Pony horrifically disfigured in a suspected acid attack had a ‘world first’ pioneering operation using fish skin to heal its burnt face.
Cinders was eight months old when she was found wandering in agony with horrific burns to her face, believed to be caused by an acid attack.
When she arrived at the Rainbow Equine Hospital in North Yorkshire she was heartbreakingly weak and unable even to open her eyes due to the severity of burns to her eyelids.
Cinders’ heartrending story was followed around the world and soon donations from wellwishers to help her recover came flooding in.
Meanwhile the hospital scoured the globe to find someone with the right expertise to help her.
Jamie Peyton, who had developed a process of using fish skin grafts to treat animals burned in wildfires, flew in from California to perform the surgery in May 2018.
She worked with a team of vets, and a plastic surgeon from the world-leading burns unit at Pinderfields Hospital in Wakefield.
The team worked on Cinders’ wounds, cleaning them before applying a dressing made from the skin of a tilapia fish to Cinders’ face to aid the growth of fresh tissue.
Vet David Rendle from the equine hospital explained that fish skin was used because it is a good source of collagen and retains moisture well.
After recovering, Cinders found a forever home at a beautiful country house in North Yorkshire.
New owner Julie says: “I don’t know how anyone could have done something so awful to such a trusting and gentle little creature.
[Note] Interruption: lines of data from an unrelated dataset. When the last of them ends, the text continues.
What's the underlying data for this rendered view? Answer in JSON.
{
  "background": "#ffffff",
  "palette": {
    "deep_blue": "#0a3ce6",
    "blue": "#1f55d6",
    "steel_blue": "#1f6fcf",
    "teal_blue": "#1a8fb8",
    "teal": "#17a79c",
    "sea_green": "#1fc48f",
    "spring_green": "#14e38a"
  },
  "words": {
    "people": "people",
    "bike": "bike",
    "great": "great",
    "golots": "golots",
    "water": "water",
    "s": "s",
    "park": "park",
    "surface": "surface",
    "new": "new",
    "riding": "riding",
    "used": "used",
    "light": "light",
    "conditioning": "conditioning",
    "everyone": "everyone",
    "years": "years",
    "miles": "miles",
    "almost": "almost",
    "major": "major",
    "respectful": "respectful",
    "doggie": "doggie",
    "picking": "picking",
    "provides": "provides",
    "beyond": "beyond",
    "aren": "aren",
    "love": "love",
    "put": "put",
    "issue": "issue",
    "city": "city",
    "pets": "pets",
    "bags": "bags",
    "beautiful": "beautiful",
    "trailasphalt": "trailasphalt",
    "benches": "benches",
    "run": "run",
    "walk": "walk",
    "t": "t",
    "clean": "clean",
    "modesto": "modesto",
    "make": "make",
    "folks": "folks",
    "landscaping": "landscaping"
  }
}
There are no words. Luckily she is so happy and healthy now. She stayed at Rainbow for about five months before she came to me, and she is now around three years old.
“I fell in love with Cinders the moment I saw her, she has been nothing but a joy to look after considering what she has been through. She is loving, trusting and inquisitive and has built up a special bond with two little donkeys that share a stable with her. They do everything together.”
Julie added: “I am so proud of Cinders and how she has come through this, she so deserves this award. She is an absolute hero and just a wonderful part of our family.”
Hundreds of people donated money towards her ongoing treatment, raising more than £17,000, including an elderly couple who drove 100 miles every week for a month to drop off £100 and to enquire on how she was getting on.
Jonathan Anderson, from the Rainbow Equine Hospital praised the generosity of the University of California Davis Veterinary Teaching Hospital who sponsored Jamie Peyton to come and treat Cinders and funded her travel.
“We also were in awe of the amazing collaboration of the plastic surgeons from Pinderfields all of whom gave their own time and expertise for free on two occasions to help operate and perform facial reconstruction for Cinders,” added Jonathan.
He also thanked the hard work and dedication of the team of interns, nurses and vets from who “poured their heart and soul into caring for Cinders over the course of several months and made her life worth living again”.